There is a vital need for community-based research in order to better understand the programmes and services that are in place and to assess the impact of investment in these programmes. In addition, more community-based research is needed to understand essential rights and needs of communities, and to understand the drivers of the vulnerabilities that they face. Where community-based and community-led research has been supported, it has resulted in crucial and insightful evidence for communities, policy-makers and programme planners. Effective community-based research can drive successful advocacy campaigns, change the shape of programmes and policies, and ensure investment in the services and activities that will have the greatest impact.

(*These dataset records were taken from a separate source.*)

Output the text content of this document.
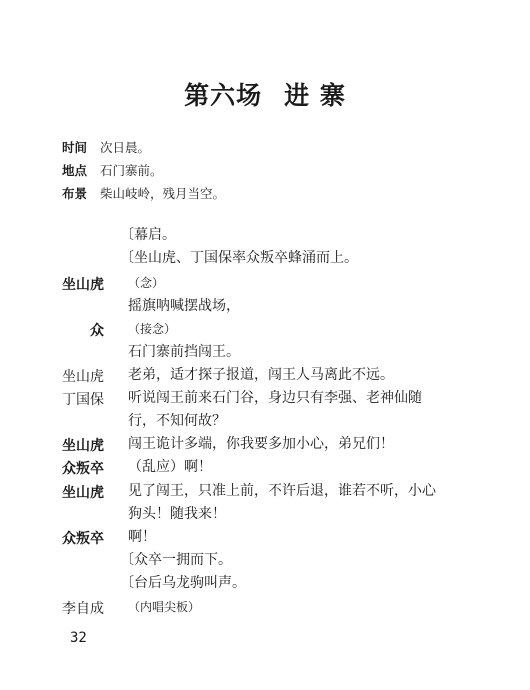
第六场 进 寨
时间 次日晨。
地点 石门寨前。
布景 柴山岐岭，残月当空。
〔幕启。
〔坐山虎、丁国保率众叛卒蜂涌而上。
坐山虎	（念）
摇旗呐喊摆战场，
众	（接念）
石门寨前挡闯王。
坐山虎	老弟，适才探子报道，闯王人马离此不远。
丁国保	听说闯王前来石门谷，身边只有李强、老神仙随
行，不知何故？
坐山虎	闯王诡计多端，你我要多加小心，弟兄们！
众叛卒	（乱应）啊！
坐山虎	见了闯王，只准上前，不许后退，谁若不听，小心
狗头！随我来！
众叛卒	啊！
〔众卒一拥而下。
〔台后乌龙驹叫声。
李自成	（内唱尖板）
32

As the negotiations leading up to and during the High-Level Meeting on UHC evolve, the answers to these questions will shape the way that country after country responds to the health needs of everyone within their borders, if they do, and if they will. The persistent and evidence-driven advocacy that led to the adoption of the Declaration of Alma-Ata is as necessary as it was more than 40 years ago. Communities of people living with HIV and key and affected populations must again mount a struggle equal to the most intensive struggles for decent treatment from the early years of each country’s epidemic response. We must include a broad range of affected communities and lead by example by focusing our own advocacy with and for the most excluded in our communities first (such as those without access to treatment, those incarcerated, those facing deportation, those whose viral loads remain persistently detectable).
Without strong and concerted advocacy to help shape the global health response, we face the great risk of transforming a right for all into a privilege for the few.